Late in the opening frame, Ak Bars doubled its lead and, once again, it was a youngster on the scoresheet. Admittedly, 19-year-old forward Dmitry Voronkov was looking for experience forward Danis Zaripov when he fired the puck towards the far post. However, Bogdan Potekhin’s attempt to intercept went wrong and the Magnitka man merely steered the disc into his own net.
In the second period, Artyom Galimov added another goal to boost his fast-growing reputation. Earlier this week on KHL.ru, our columnist Pavel Lisenkov suggested that this 20-year-old could be the next center for Team Russia. Today, he gave weight to that conclusion when he potted his second goal of the tournament, beating Koshechkin at the second attempt.
Belatedly, Metallurg got back into the game. Nikolai Prokhorkin scored on Adam Reideborn to reduce the arrears, but as his team looked to grasp that lifeline, the forward took a penalty that shattered Magnitka’s momentum as the period drew to an end.
The final session saw Ak Bars close out the win effectively, with Metallurg unable to find a way to threaten Reideborn.

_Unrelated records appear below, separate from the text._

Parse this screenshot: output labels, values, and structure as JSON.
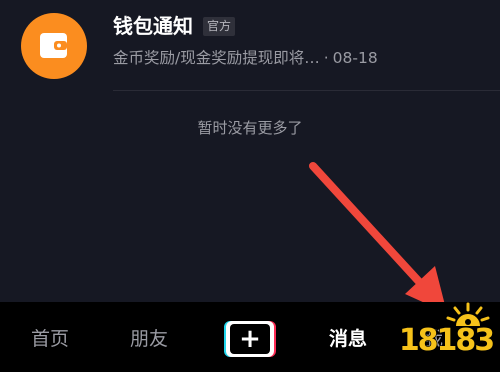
{
  "notification": {
    "title": "钱包通知",
    "badge": "官方",
    "preview": "金币奖励/现金奖励提现即将…",
    "separator": "·",
    "date": "08-18",
    "avatar_color": "#fb8d1f",
    "avatar_icon": "wallet-icon"
  },
  "empty_hint": "暂时没有更多了",
  "tab_bar": {
    "home": "首页",
    "friends": "朋友",
    "plus": "+",
    "messages": "消息",
    "me": "我"
  },
  "watermark": {
    "text": "18183",
    "color": "#f6c21a"
  },
  "colors": {
    "background": "#161823",
    "tab_bar": "#000000",
    "arrow": "#f0473b",
    "secondary_text": "#9a9ba3"
  }
}
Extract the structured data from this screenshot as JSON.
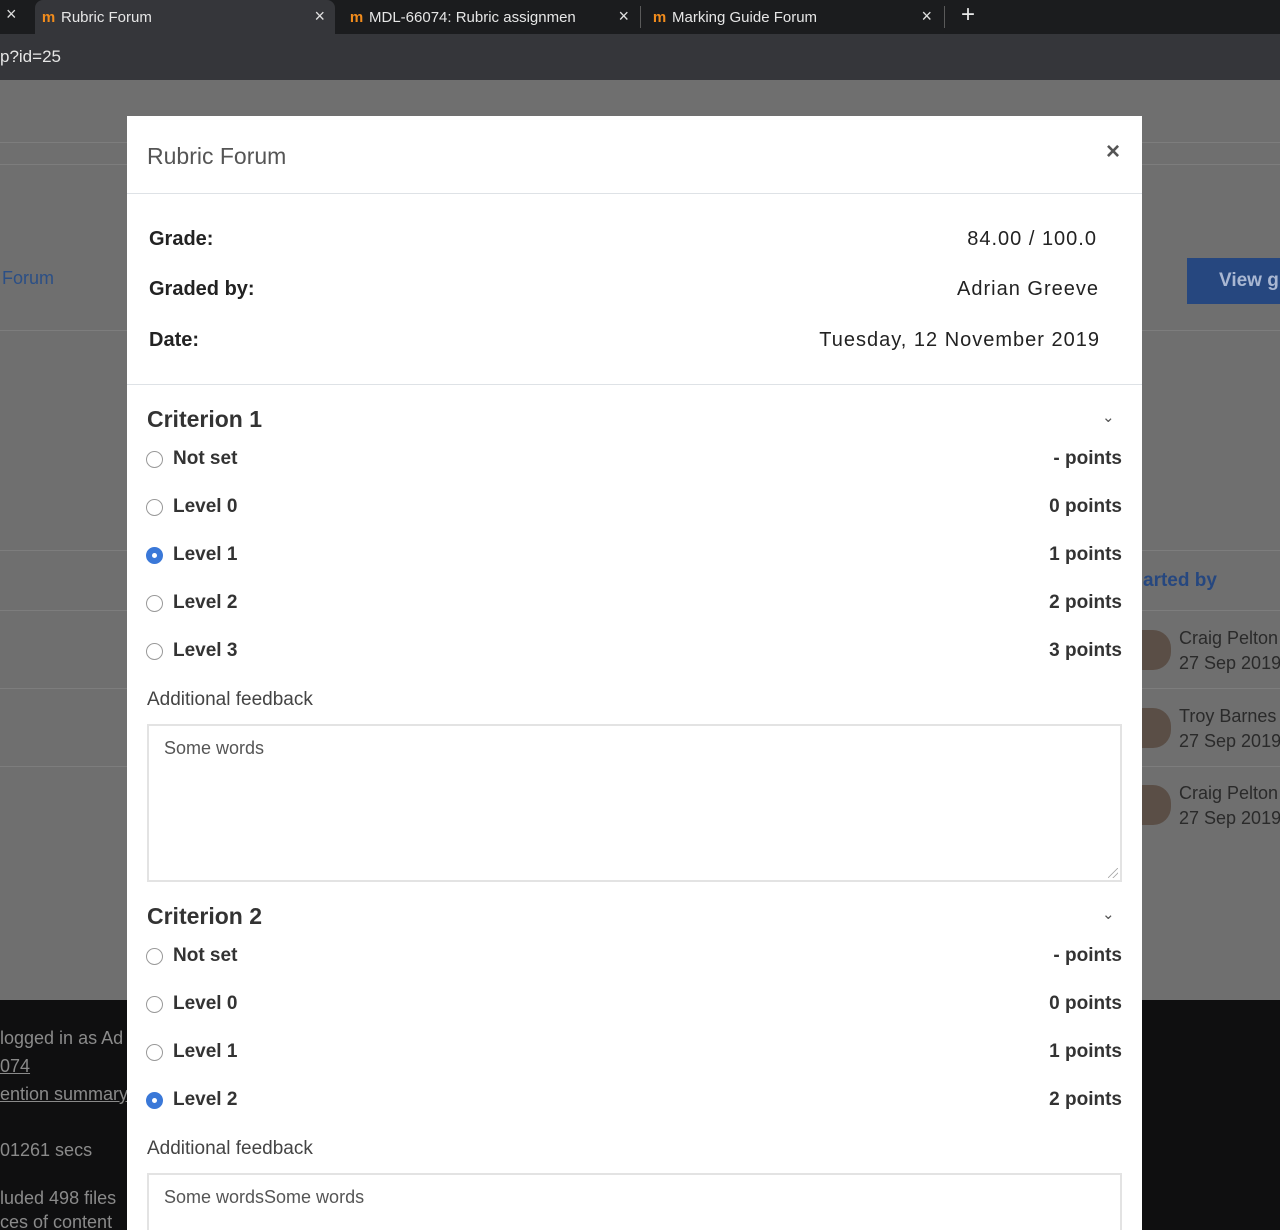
{
  "browser": {
    "tabs": [
      {
        "title": "Rubric Forum",
        "logo": "m"
      },
      {
        "title": "MDL-66074: Rubric assignmen",
        "logo": "m"
      },
      {
        "title": "Marking Guide Forum",
        "logo": "m"
      }
    ],
    "close_glyph": "×",
    "new_tab_glyph": "+",
    "url": "p?id=25"
  },
  "background": {
    "forum_link": "Forum",
    "view_button": "View g",
    "started_by": "arted by",
    "discussions": [
      {
        "name": "Craig Pelton",
        "date": "27 Sep 2019"
      },
      {
        "name": "Troy Barnes",
        "date": "27 Sep 2019"
      },
      {
        "name": "Craig Pelton",
        "date": "27 Sep 2019"
      }
    ],
    "footer": {
      "logged_in": "logged in as Ad",
      "course": "074",
      "retention": "ention summary",
      "time": "01261 secs",
      "included": "luded 498 files",
      "content": "ces of content"
    }
  },
  "modal": {
    "title": "Rubric Forum",
    "close": "×",
    "grade_label": "Grade:",
    "grade_value": "84.00 / 100.0",
    "graded_by_label": "Graded by:",
    "graded_by_value": "Adrian Greeve",
    "date_label": "Date:",
    "date_value": "Tuesday, 12 November 2019",
    "criteria": [
      {
        "title": "Criterion 1",
        "levels": [
          {
            "label": "Not set",
            "points": "- points",
            "selected": false
          },
          {
            "label": "Level 0",
            "points": "0 points",
            "selected": false
          },
          {
            "label": "Level 1",
            "points": "1 points",
            "selected": true
          },
          {
            "label": "Level 2",
            "points": "2 points",
            "selected": false
          },
          {
            "label": "Level 3",
            "points": "3 points",
            "selected": false
          }
        ],
        "feedback_label": "Additional feedback",
        "feedback_value": "Some words"
      },
      {
        "title": "Criterion 2",
        "levels": [
          {
            "label": "Not set",
            "points": "- points",
            "selected": false
          },
          {
            "label": "Level 0",
            "points": "0 points",
            "selected": false
          },
          {
            "label": "Level 1",
            "points": "1 points",
            "selected": false
          },
          {
            "label": "Level 2",
            "points": "2 points",
            "selected": true
          }
        ],
        "feedback_label": "Additional feedback",
        "feedback_value": "Some wordsSome words"
      }
    ],
    "chevron_glyph": "⌄"
  },
  "colors": {
    "accent": "#3a78d8",
    "moodle_orange": "#f28c1c",
    "backdrop": "#6f6f6f"
  }
}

Dmitry Kvartalnov was satisfied with the result, but still identified things to work on. “Today’s game was livelier than yesterday’s,” he said. “We scored on the power play, even though we were quite weak in this part of our game. We had a lot of turnovers in center ice, there are lots of things for us to work on, we’re far from perfect.”
His opposite number, Ilya Vorobyov, added: “Against Ak Bars, you can’t afford to make mistakes. We gave away the goals ourselves, making too many loose passes. So, we’ll keep working. It’s pre-season, but this game was a real battle.”
Jokerit Helsinki 2 Jukurit 1 (0-0, 1-1, 1-0)
Jokerit played its first pre-season game of the summer in Imatra, where the Finns are taking part in the Bauer Games tournament. The first opponent was Jukurit, a Liiga team from Mikkeli.
The first period of the game produced no goals, although Jokerit ensured that Sami Rajaniemi was the busier of the two goalies. And that pressure paid off in the middle frame when Niklas Jensen opened the scoring at the midway stage, assisted by Henrik Haapala and Saku Maenalanen.
However, the lead was short-lived. Barely a minute later, Mikael Saha tied the game and the scores remained level going into the third. Rajaniemi continued to confound the Jokerit offense for much of that final stanza, holding out until the last five minutes. But then Mikko Lehtonen, a free-scoring defenseman who was so impressive last term, popped up with his devilish wrister and potted the winning goal.
Jokerit plays again tomorrow against another Liiga team, Assat.
Dinamo Minsk 1 Yunost Minsk 2 (0-1, 1-1, 0-0)
Dinamo suffered its first loss of the season after going down to Belarusian champion Yunost. The Bison iced a young roster, giving several older players a chance to rest. However, there was still plenty of top-level experience on display, with a first line of Shane Prince, Yegor Sharangovich and Francis Pare, plus goalie Danny Taylor.
This was the third time Dinamo had played an opponent from the Belarusian championship and in both previous games the KHL team came from behind to win 3-2. Here, once again, Dinamo fell behind, with former forward Evgeny Kovyrshin opening the scoring in the 15th minute. Alexander Pavlovich tied the scores in the second, but there was no fightback this time. Instead, Evgeny Nogachev quickly restored Yunost’s lead and Dinamo was unable to find another goal.
“After losing a game there’s not much to be happy with,” admitted Dinamo coach Mikhail Grabovsky. “Yunost is a good opponent, the champion of Belarus, that’s why we wanted to play them. For us, it was a chance to look at our younger guys and see where we need to work. This is our preparatory stage. But soon we’ll be back for the Salei Cup, and we’ll be looking to get revenge on Yunost there.”